E. W. Copeland Trophy
Ernest W. Copeland never played a game for the Collingwood Football Club.
The Trophy awarded to Collingwood’s best and fairest at the end of the season is in honour of not a player but a working man.
Copeland was secretary of the club from 1895 to 1923, a period considered to be the most vital to Collingwood’s existence.
Chief clerk in the Metropolitan Gas Company, Copeland’s business ability was put to the advantage of the club in a time when financial matters were considered of vital importance.
Copeland’s first order of business was to develop and restore Victoria Park into a ground that was suitable to hold matches on. In previous years, the maintenance of the ground was overlooked at therefore Victoria Park was dilapidated and rundown.
Copeland was appointed secretary of the Victoria Park Council which was established in 1898. Through his direction, funds started to creep in (admission sales and grants) and the ground soon flourished incorporating grandstands and various facilities for the spectators.
In 1915 the League was in danger of being cancelled due to media and public uproar over the belief that football was a distraction from the gravity of the war effort and that players’ wages were an impediment to enlistment.
The VFL agreed to continue the season that saw Collingwood finish the year as minor premiers. The team, however, lost to Carlton by 33 points in the Grand Final.
Copeland’s service as secretary ended in 1924 when he retired due to business commitments.

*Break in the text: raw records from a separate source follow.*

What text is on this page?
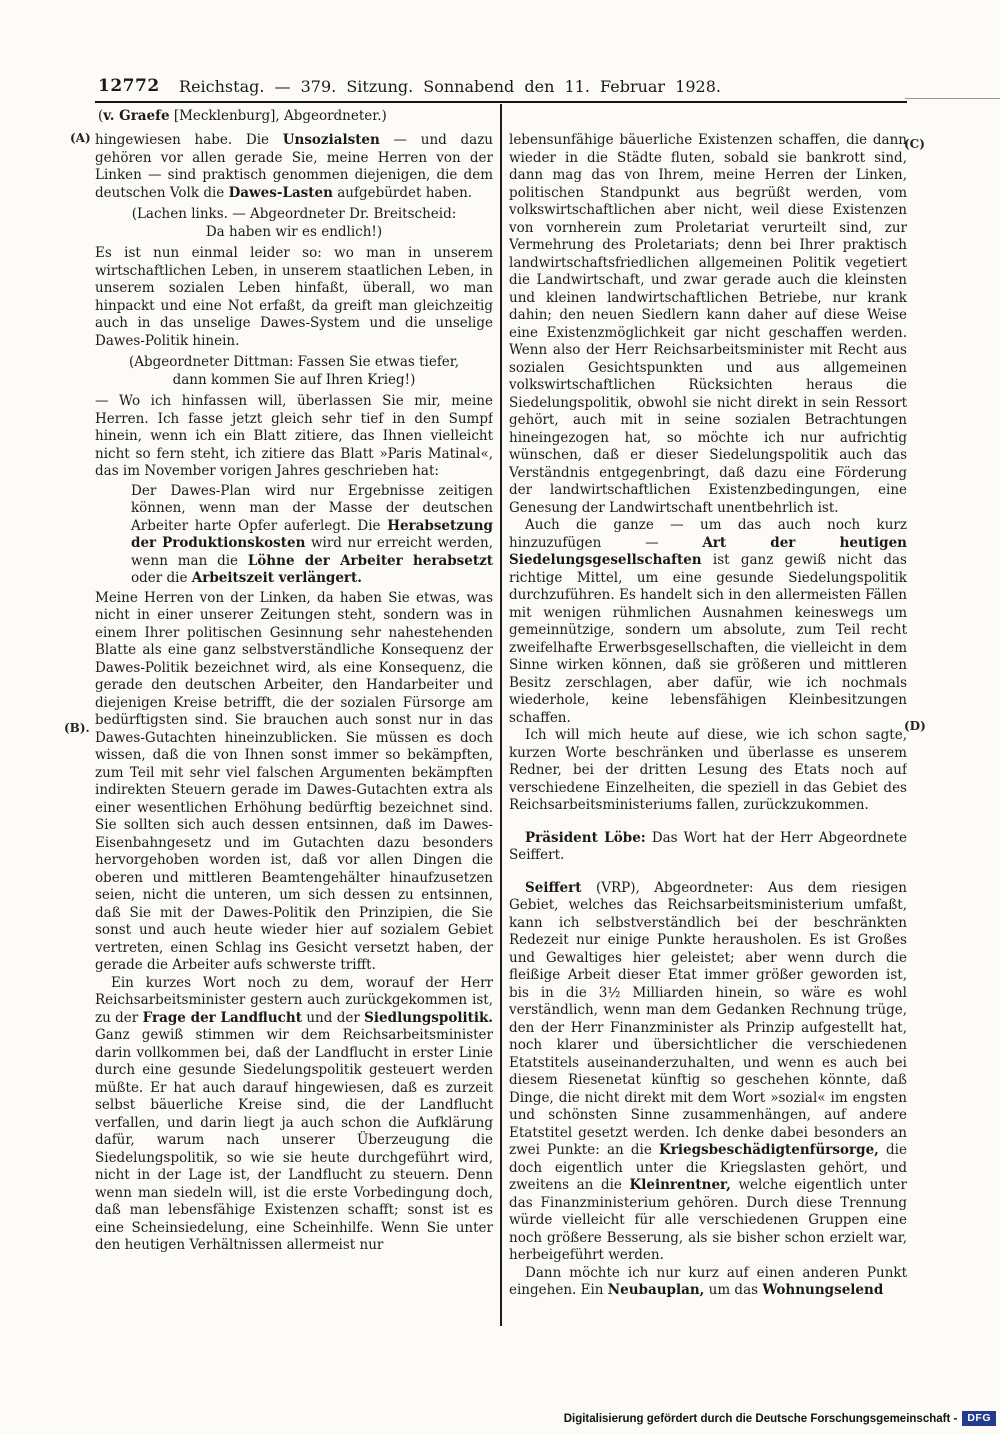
12772	Reichstag. — 379. Sitzung. Sonnabend den 11. Februar 1928.
(v. Graefe [Mecklenburg], Abgeordneter.)
(A)
(B).
(C)
(D)
hingewiesen habe. Die Unsozialsten — und dazu gehören vor allen gerade Sie, meine Herren von der Linken — sind praktisch genommen diejenigen, die dem deutschen Volk die Dawes-Lasten aufgebürdet haben.
(Lachen links. — Abgeordneter Dr. Breitscheid:
Da haben wir es endlich!)
Es ist nun einmal leider so: wo man in unserem wirtschaftlichen Leben, in unserem staatlichen Leben, in unserem sozialen Leben hinfaßt, überall, wo man hinpackt und eine Not erfaßt, da greift man gleichzeitig auch in das unselige Dawes-System und die unselige Dawes-Politik hinein.
(Abgeordneter Dittman: Fassen Sie etwas tiefer,
dann kommen Sie auf Ihren Krieg!)
— Wo ich hinfassen will, überlassen Sie mir, meine Herren. Ich fasse jetzt gleich sehr tief in den Sumpf hinein, wenn ich ein Blatt zitiere, das Ihnen vielleicht nicht so fern steht, ich zitiere das Blatt »Paris Matinal«, das im November vorigen Jahres geschrieben hat:
Der Dawes-Plan wird nur Ergebnisse zeitigen können, wenn man der Masse der deutschen Arbeiter harte Opfer auferlegt. Die Herabsetzung der Produktionskosten wird nur erreicht werden, wenn man die Löhne der Arbeiter herabsetzt oder die Arbeitszeit verlängert.
Meine Herren von der Linken, da haben Sie etwas, was nicht in einer unserer Zeitungen steht, sondern was in einem Ihrer politischen Gesinnung sehr nahestehenden Blatte als eine ganz selbstverständliche Konsequenz der Dawes-Politik bezeichnet wird, als eine Konsequenz, die gerade den deutschen Arbeiter, den Handarbeiter und diejenigen Kreise betrifft, die der sozialen Fürsorge am bedürftigsten sind. Sie brauchen auch sonst nur in das Dawes-Gutachten hineinzublicken. Sie müssen es doch wissen, daß die von Ihnen sonst immer so bekämpften, zum Teil mit sehr viel falschen Argumenten bekämpften indirekten Steuern gerade im Dawes-Gutachten extra als einer wesentlichen Erhöhung bedürftig bezeichnet sind. Sie sollten sich auch dessen entsinnen, daß im Dawes-Eisenbahngesetz und im Gutachten dazu besonders hervorgehoben worden ist, daß vor allen Dingen die oberen und mittleren Beamtengehälter hinaufzusetzen seien, nicht die unteren, um sich dessen zu entsinnen, daß Sie mit der Dawes-Politik den Prinzipien, die Sie sonst und auch heute wieder hier auf sozialem Gebiet vertreten, einen Schlag ins Gesicht versetzt haben, der gerade die Arbeiter aufs schwerste trifft.
Ein kurzes Wort noch zu dem, worauf der Herr Reichsarbeitsminister gestern auch zurückgekommen ist, zu der Frage der Landflucht und der Siedlungspolitik. Ganz gewiß stimmen wir dem Reichsarbeitsminister darin vollkommen bei, daß der Landflucht in erster Linie durch eine gesunde Siedelungspolitik gesteuert werden müßte. Er hat auch darauf hingewiesen, daß es zurzeit selbst bäuerliche Kreise sind, die der Landflucht verfallen, und darin liegt ja auch schon die Aufklärung dafür, warum nach unserer Überzeugung die Siedelungspolitik, so wie sie heute durchgeführt wird, nicht in der Lage ist, der Landflucht zu steuern. Denn wenn man siedeln will, ist die erste Vorbedingung doch, daß man lebensfähige Existenzen schafft; sonst ist es eine Scheinsiedelung, eine Scheinhilfe. Wenn Sie unter den heutigen Verhältnissen allermeist nur
lebensunfähige bäuerliche Existenzen schaffen, die dann wieder in die Städte fluten, sobald sie bankrott sind, dann mag das von Ihrem, meine Herren der Linken, politischen Standpunkt aus begrüßt werden, vom volkswirtschaftlichen aber nicht, weil diese Existenzen von vornherein zum Proletariat verurteilt sind, zur Vermehrung des Proletariats; denn bei Ihrer praktisch landwirtschaftsfriedlichen allgemeinen Politik vegetiert die Landwirtschaft, und zwar gerade auch die kleinsten und kleinen landwirtschaftlichen Betriebe, nur krank dahin; den neuen Siedlern kann daher auf diese Weise eine Existenzmöglichkeit gar nicht geschaffen werden. Wenn also der Herr Reichsarbeitsminister mit Recht aus sozialen Gesichtspunkten und aus allgemeinen volkswirtschaftlichen Rücksichten heraus die Siedelungspolitik, obwohl sie nicht direkt in sein Ressort gehört, auch mit in seine sozialen Betrachtungen hineingezogen hat, so möchte ich nur aufrichtig wünschen, daß er dieser Siedelungspolitik auch das Verständnis entgegenbringt, daß dazu eine Förderung der landwirtschaftlichen Existenzbedingungen, eine Genesung der Landwirtschaft unentbehrlich ist.
Auch die ganze — um das auch noch kurz hinzuzufügen — Art der heutigen Siedelungsgesellschaften ist ganz gewiß nicht das richtige Mittel, um eine gesunde Siedelungspolitik durchzuführen. Es handelt sich in den allermeisten Fällen mit wenigen rühmlichen Ausnahmen keineswegs um gemeinnützige, sondern um absolute, zum Teil recht zweifelhafte Erwerbsgesellschaften, die vielleicht in dem Sinne wirken können, daß sie größeren und mittleren Besitz zerschlagen, aber dafür, wie ich nochmals wiederhole, keine lebensfähigen Kleinbesitzungen schaffen.
Ich will mich heute auf diese, wie ich schon sagte, kurzen Worte beschränken und überlasse es unserem Redner, bei der dritten Lesung des Etats noch auf verschiedene Einzelheiten, die speziell in das Gebiet des Reichsarbeitsministeriums fallen, zurückzukommen.
Präsident Löbe: Das Wort hat der Herr Abgeordnete Seiffert.
Seiffert (VRP), Abgeordneter: Aus dem riesigen Gebiet, welches das Reichsarbeitsministerium umfaßt, kann ich selbstverständlich bei der beschränkten Redezeit nur einige Punkte herausholen. Es ist Großes und Gewaltiges hier geleistet; aber wenn durch die fleißige Arbeit dieser Etat immer größer geworden ist, bis in die 3½ Milliarden hinein, so wäre es wohl verständlich, wenn man dem Gedanken Rechnung trüge, den der Herr Finanzminister als Prinzip aufgestellt hat, noch klarer und übersichtlicher die verschiedenen Etatstitels auseinanderzuhalten, und wenn es auch bei diesem Riesenetat künftig so geschehen könnte, daß Dinge, die nicht direkt mit dem Wort »sozial« im engsten und schönsten Sinne zusammenhängen, auf andere Etatstitel gesetzt werden. Ich denke dabei besonders an zwei Punkte: an die Kriegsbeschädigtenfürsorge, die doch eigentlich unter die Kriegslasten gehört, und zweitens an die Kleinrentner, welche eigentlich unter das Finanzministerium gehören. Durch diese Trennung würde vielleicht für alle verschiedenen Gruppen eine noch größere Besserung, als sie bisher schon erzielt war, herbeigeführt werden.
Dann möchte ich nur kurz auf einen anderen Punkt eingehen. Ein Neubauplan, um das Wohnungselend
Digitalisierung gefördert durch die Deutsche Forschungsgemeinschaft - DFG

He did take up position as vice-president for two more years.
In his 29 years as secretary, Copeland, known as “Bud” because of the fresh red rose he wore in his lapel, never had missed a Collingwood game.
The club honoured his devotion to the club with naming Collingwood’s trophy for best and fairest player after him.
The trophy was enacted in 1927 and has been awarded to Collingwood champions including the first winner in 1927 (Syd Coventry) to six-time winner Nathan Buckley.
Ernest W. Copeland died on March 20th, 1947.
• Copeland supported Richmond’s motion to be included in the VFL. It is argued that he was the defining factor in the VFL’s selecting of Richmond, ahead of North Melbourne, as the tenth team in the competition.
Information used to compile this article was sourced from “Kill for Collingwood” by Richard Stremski. A special mention to Peter Furniss from the Collingwood Archives Committee who supplied additional information used in this article.